The term isn't "conflicts", but "variances" between the first definition
and the second. The :use list isn't the only significant variance;
consider the set of :export'd symbols.
One of the most common recipes for disaster is to have differing EXPORTs
in two package definitions, and then to load a file which was compiled in
one of these two enviroments into a "runtime" image that has the other
environment. The file being loaded may expect to inherit some symbols
(due to their being EXPORT'd from a "used" package at compile time); but
failing to inherit at "run time", it will create a Doppelganger in the
Virtually any difference *can* be made to be critical, due to the fact
that the package system is a global database in a flat namespace (there
is no "context" for FIND-PACKAGE).
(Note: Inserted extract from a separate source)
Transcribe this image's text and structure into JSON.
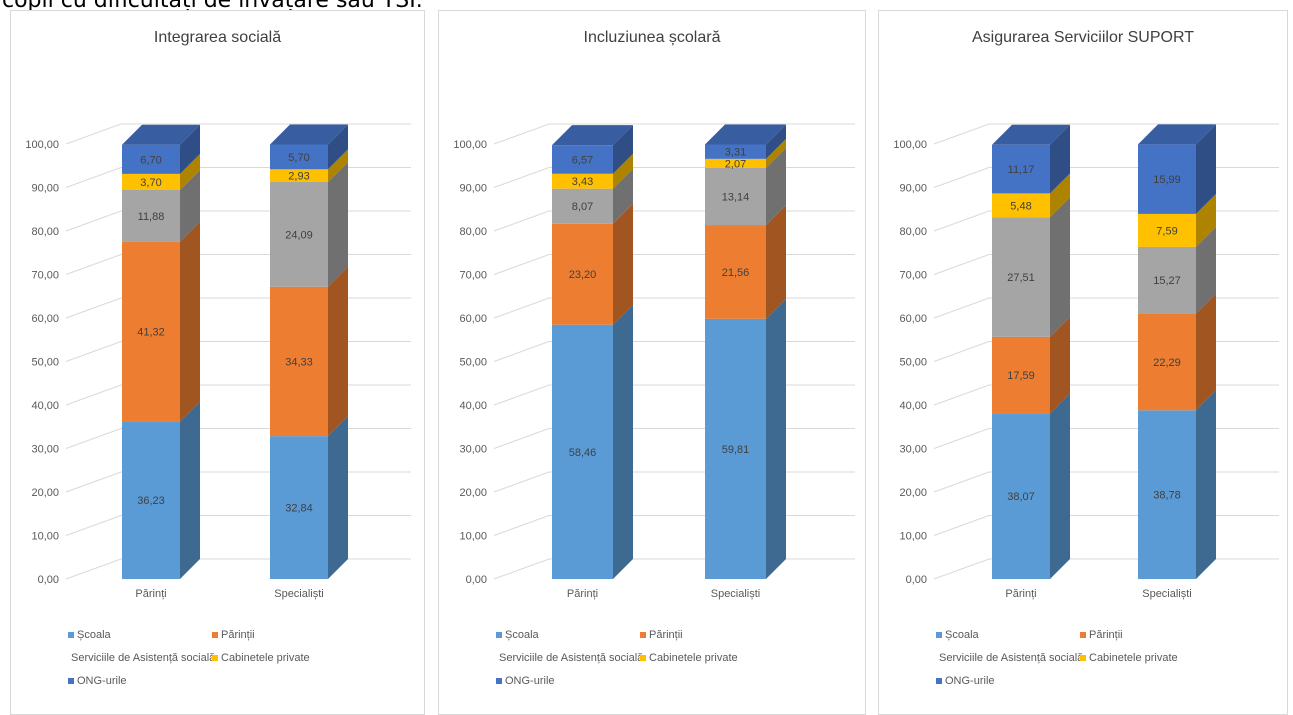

Leaving it undefined as to how to
handle varying package re-definitions allows the implementations to
experiment with helpful warnings, recovery stratagies, etc.
-- JonL --
P.S. For many years now, I've used the term "Doppelganger" to refer to
a symbol of the same print-name, but not EQ to the one desired.
Sooner or later, a Doppelganger _may_ cause a name-conflict error;
but often it is only after pointers to it have been read-in and
distributed throughout the whole system (makeing it almost
impossible to correct the problem). Often the Doppelganger just
quitely masquarades as the real thing, and you get "unbound
function" errors rather than package name conflicts.